Nous sommes loin, très loin, des Diafoirus qui prétendent se baser sur l’observation de tout petits échantillons pour apporter la preuve que leurs drogues magiques sont efficaces… (cela serait un comble que l’on prétende que… puisqu’il faut se méfier des phénomènes observés dans les grosses bases de données, il faudrait… ne faire confiance qu’aux petites!).
Et oui… vous prêchez à une convaincue, là.
Vous n’interrogez pas notre… universel (à toutes les époques) désir ? de nous soustraire à la nécessité d’interpréter le monde, au profit d’en avoir une expérience… directe, SANS NECESSITE DE PENSER.
Cette tendance se retrouve à toutes les époques, et fait de grands ravages, que ce soit pour l’interprétation des données scientifiques, l’interprétation des textes sacrés, etc.
Je crois même que Sigmund Freud a construit une théorie dessus où il introduit le concept de « pulsion de mort » qui pour moi, est plutôt une pulsion pour détruire la (sa…) pensée pour pouvoir devenir un automate (mais.. un automate LIBRE, bien entendu…).
Hier, au téléphone je parlais à une amie dont le mari est un scientifique d’un certain âge. Lui, et moi, il y a quelques années, nous avions déjà remarqué qu’il y avait une forme de laxisme ? relâchement de la rigueur méthodologique, qui s’introduisait dans même les journaux scientifiques de haut niveau. Laxisme, en tout cas, par rapport à l’époque où il était pleinement actif.
Je continue à rappeler qu’il y avait une époque où on parlait de l’art médical, et non pas de science.
Cela me semble… préférable, d’autant plus que le propre de l’approche scientifique est de privilégier une EXACTITUDE qui ne colle pas bien, de mon point de vu, avec notre condition de fragiles vivants.
La médecine ne peut pas, et ne doit pas, être une science exacte, au prix de nous faire nous conformer à sa.. PULSION d’exactitude.

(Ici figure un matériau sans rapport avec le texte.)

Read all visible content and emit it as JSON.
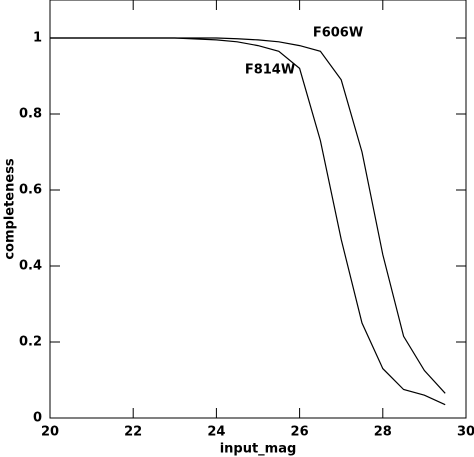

Et puis, le parti pris qui voudrait assigner à résidence la vérité du côté de la science, et son approche du monde me semble de plus en plus.. artificiel ? A dépasser maintenant.
Il est diablement difficile de penser ? l’intrication esprit/corps/coeur, sans opérer des séparations artificielles qui nuisent à notre nécessaire et salutaire.. incarnation.